In 1924 the Falkiners sold 'Redcourt' to Margaret Duggan Burke, wife of the well-known property developer, racing enthusiast and philanthropist, Thomas Michael Burke.

By the 1930s, many of the original mansion homes around Melbourne had been demolished, converted into apartments or as happened to 'Redcourt' in 1935, turned into a successful guesthouse.
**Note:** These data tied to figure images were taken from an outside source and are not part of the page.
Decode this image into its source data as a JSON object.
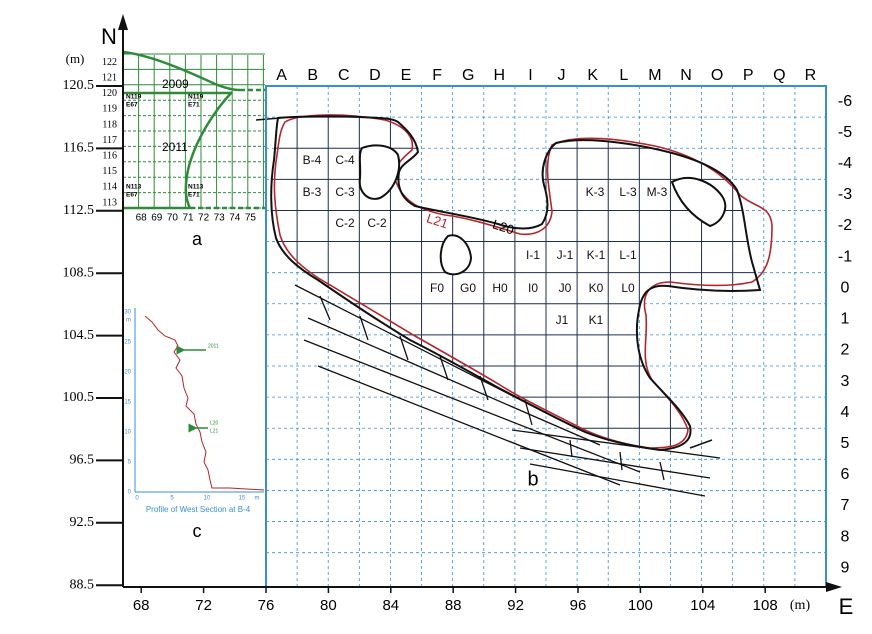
{
  "north": "N",
  "unit_left": "(m)",
  "left_axis": {
    "ticks": [
      120.5,
      116.5,
      112.5,
      108.5,
      104.5,
      100.5,
      96.5,
      92.5,
      88.5
    ]
  },
  "bottom_axis": {
    "ticks": [
      68,
      72,
      76,
      80,
      84,
      88,
      92,
      96,
      100,
      104,
      108
    ],
    "unit": "(m)",
    "label": "E"
  },
  "grid_columns": [
    "A",
    "B",
    "C",
    "D",
    "E",
    "F",
    "G",
    "H",
    "I",
    "J",
    "K",
    "L",
    "M",
    "N",
    "O",
    "P",
    "Q",
    "R"
  ],
  "grid_rows": [
    -6,
    -5,
    -4,
    -3,
    -2,
    -1,
    0,
    1,
    2,
    3,
    4,
    5,
    6,
    7,
    8,
    9
  ],
  "inset_a": {
    "label": "a",
    "yticks": [
      122,
      121,
      120,
      119,
      118,
      117,
      116,
      115,
      114,
      113
    ],
    "xticks": [
      68,
      69,
      70,
      71,
      72,
      73,
      74,
      75
    ],
    "years": [
      "2009",
      "2011"
    ],
    "corners": [
      {
        "n": "N119",
        "e": "E67"
      },
      {
        "n": "N119",
        "e": "E71"
      },
      {
        "n": "N113",
        "e": "E67"
      },
      {
        "n": "N113",
        "e": "E71"
      }
    ]
  },
  "inset_b": {
    "label": "b",
    "cells": [
      "B-4",
      "C-4",
      "B-3",
      "C-3",
      "C-2",
      "C-2",
      "K-3",
      "L-3",
      "M-3",
      "I-1",
      "J-1",
      "K-1",
      "L-1",
      "F0",
      "G0",
      "H0",
      "I0",
      "J0",
      "K0",
      "L0",
      "J1",
      "K1"
    ],
    "layers": [
      "L20",
      "L21"
    ]
  },
  "inset_c": {
    "label": "c",
    "title": "Profile of West Section at B-4",
    "yticks": [
      0,
      5,
      10,
      15,
      20,
      25,
      30
    ],
    "xticks": [
      0,
      5,
      10,
      15
    ],
    "y_unit": "m",
    "x_unit": "m",
    "markers": [
      "2011",
      "L20",
      "L21"
    ]
  }
}
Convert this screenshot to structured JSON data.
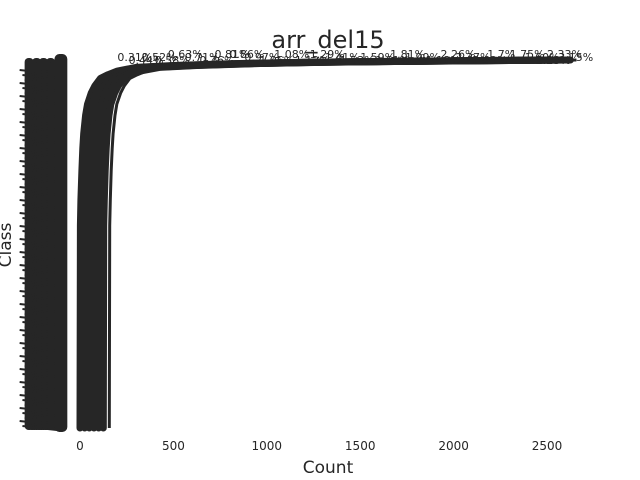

In the mid 1950s 'Redcourt' was bought by the Ministry of Education and became a residence for Art & Music students and was used purely as an all girls residence for country students enrolled at Larnook Domestic Arts Teachers College and in later years regional students from the Victorian College of the Arts.

'Redcourt' remained largely unoccupied from the late 1900s. In 2009 the government sold the property into private ownership for the first time in almost 60 years.

==Renovation==
Garrisson appointed John Warwicker of London art and design collective, Tomato, as creative director. The pair walked through the building dozens of times before deciding on a theme. Garrisson says the idea was to achieve a "universal language" but with "different dialects" within each space.